To make up for this terrible deed, the oracle at Delphi ordered Hercules to offer his services to King Eurystheus. The king gave him twelve labours to do. They were difficult and fearsome tasks. It is these
twelve labours which Hercules undertook that make up most of the legend about him.
First he strangled a fierce lion with his bare hands. Then he was sent to kill the dragon Hydra, a
monster which had devoured many beautiful young girls. It had nine heads, eight of which were mortal
and one immortal. Every time Hercules struck off a mortal head, two more grew in its place. In the end,
Hercules managed to kill the Hydra.
His third labour was to kill the golden-horned stag and after that, he was to slay a wild boar. His
next labour was indeed a Herculean task. King Augeas had a stable of 3000 oxen and they had not been
cleaned for 30 years. Hercules was ordered to do the job. He directed the courses of two rivers into the
stables and completed the task in a day. The way he handled the problem proved that not only had
Hercules great strength and courage but he was also a wise man.

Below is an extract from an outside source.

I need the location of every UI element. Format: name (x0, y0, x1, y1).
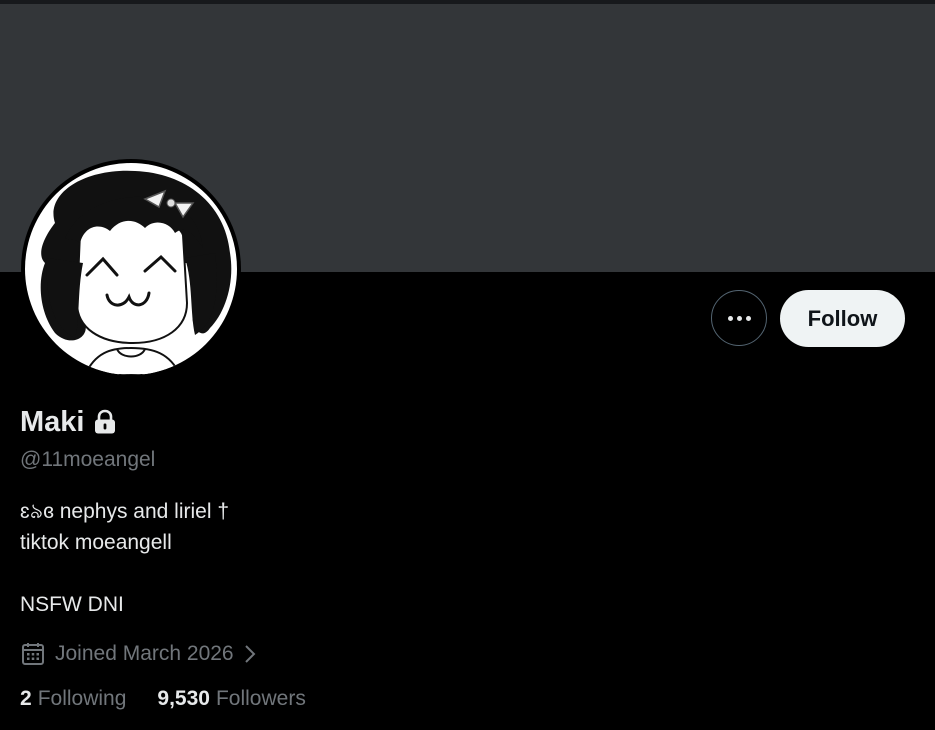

His sixth labour was to kill the birds of Stymphalus; his seventh to capture the Cretan bull.
Naturally the birds and the bull were no ordinary animals and it took him great effort to finally overcome
them. His eighth task was to capture the wild horses of Diomedes, which fed on human flesh. For his
ninth labour, he brought back the belt of Hippolyta, the queen of the Amazons. For his tenth, he brought
hack the oxen of Geryon from a far-western island. On his way he split apart a mountain to form what
is known today as the Straits of Gibraltar. His eleventh labour was to secure three golden apples from
Hesperides and his twelfth was to bring to King Eurystheus the watchdog of Hades.